The Directory stores metadata such as file-to-volume mappings, logical-to-physical mappings, and volume attributes (size, owner, etc.). It relies on a distributed key-value store and a cache service to ensure low latency and high availability.
Proxy, Metadata Mapping, Access Control
Haystack Cache
The Cache layer optimizes addressing and image retrieval. The core design is the Cache Rule, which determines what data should be cached and how to handle cache misses.
Images are cached if they meet these criteria:
- The request is directly from a user, not from a CDN.
- The photo is retrieved from a write-enabled store machine.
If a cache miss occurs, the Cache fetches the image from the Store and pushes it to both the user and the CDN.
The caching policy is based on typical access patterns.
Haystack Store
The Store layer is responsible for data storage operations.
The addressing abstraction is: filename + offset => logical volume id + offset => data
.
Multiple physical volumes constitute a logical volume. In the Store, small files are encapsulated as Needles managed by physical volumes.
Needles represent a way to encapsulate small files and manage volume blocks.
Store data is accessed at the Needle level. To speed up addressing, a memory map is used: key/alternate key => needle's flag/offset/other attributes
.
These maps are persisted in Index Files on disk to provide a checkpoint for quick metadata recovery after a crash.
Each volume maintains its own in-memory mapping and index file.
When updating the in-memory mapping (e.g., adding or modifying a file), the index file is updated asynchronously. Deleted files are only marked as deleted, not removed from the index file.
The index serves as a lookup aid. Needles without an index can still be addressed, making the asynchronous update and index retention strategy feasible.
Workloads
Read
(Logical Volume ID, key, alternate key, cookies) => photo
For a read request, Store queries the in-memory mapping for the corresponding Needle. If found, it fetches the data from the volume and verifies the cookie and integrity; otherwise, it returns an error.
Cookies are randomly generated strings that prevent malicious attacks.
Write
(Logical Volume ID, key, alternate key, cookies, data) => result
Haystack only supports appending data rather than overwriting. When a write request is received, Store asynchronously appends data to a Needle and updates the in-memory mapping. If it’s an existing file, the Directory updates its metadata to point to the latest version.
Older volumes are frozen as read-only, and new writes are appended, so a larger offset indicates a newer version.
Delete
Deletion is handled using Mark Delete + Compact GC.
Fault Tolerance
Store ensures fault tolerance through monitoring + hot backup.
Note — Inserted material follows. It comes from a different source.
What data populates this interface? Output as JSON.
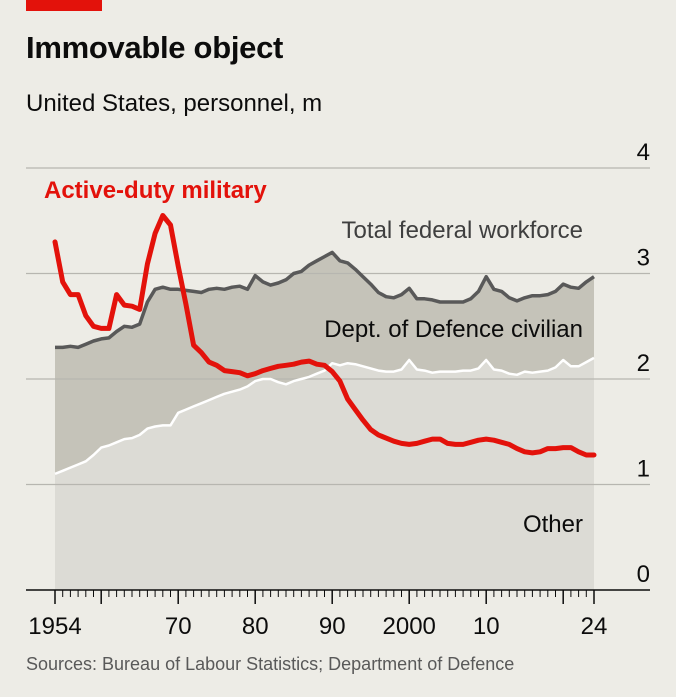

Directory and Cache use Raft-like consistency algorithms for data replication and availability.
Optimization
The main optimizations include: Compaction, Batch Load, and In-Memory processing.
Summary
- Key abstraction optimizations include asynchronous processing, batch operations, and caching.
- Identifying the core issues, such as metadata management burden for a large number of small files, is crucial.